In earlier times it used to be the name of his father, a playwright, that he would look out for on such posters, and also, from time to time, that of his mother, Victoria Berg, when she was giving recitals. On that day, for the first time, it was his own name that was being advertised. His first concert, a week from now, May 24, 1941.
The shower of rain had made the paper almost transparent, so the previous poster (for a parachute jumping competition) showed through. And the picture of Tchaikovsky, all crinkled, looked like that of a court jester. Furthermore, the concert was to take place at the ball-bearing factory's house of culture. But none of this could spoil his pleasure. The delight irradiated by this waterlogged blue sheet was much more complex than simple pride. There was the joy of the damp, luminous evening emerging, as the storm abated, with all the freshness of a picture printed from a decal. And the smell of foliage dusted with sundrenched raindrops. The joy of streets darkened by rain, along which he strolled absentmindedly, making his way back from the outskirts of the city, where the house of culture was situated, toward the center. Even the auditorium where he was due to perform, an auditorium whose walls were covered with photos of machine tools and whose acoustics left much to be desired, had seemed to him festive and airy.
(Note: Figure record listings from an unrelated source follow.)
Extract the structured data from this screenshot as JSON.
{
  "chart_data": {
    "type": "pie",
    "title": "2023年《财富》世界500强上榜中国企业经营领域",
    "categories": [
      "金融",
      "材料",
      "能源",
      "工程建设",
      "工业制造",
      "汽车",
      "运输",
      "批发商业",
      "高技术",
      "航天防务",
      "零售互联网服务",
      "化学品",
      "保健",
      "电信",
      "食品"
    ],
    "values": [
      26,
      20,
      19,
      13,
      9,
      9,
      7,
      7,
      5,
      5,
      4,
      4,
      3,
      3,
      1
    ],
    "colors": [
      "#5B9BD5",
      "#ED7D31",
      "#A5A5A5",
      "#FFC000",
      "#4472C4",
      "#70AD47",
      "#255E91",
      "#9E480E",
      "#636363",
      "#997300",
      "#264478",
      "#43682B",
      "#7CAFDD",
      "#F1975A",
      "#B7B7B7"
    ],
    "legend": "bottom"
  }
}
That evening Moscow was airy. Light beneath his tread in the network of little streets he knew by heart. Light and fluid in his thoughts. Pausing for a moment on the Stone Bridge, he looked at the Kremlin. The restless, gray blue sky lent an unstable, almost dancing air to the cluster of domes and battlements. And to the left of it one's gaze toppled over into the immense void left by the Cathedral of Christ the Savior, dynamited several years before.
Several years… As he resumed his walk, Alexeï tried to recall the sequence of those years. The cathedral had been destroyed in 1934.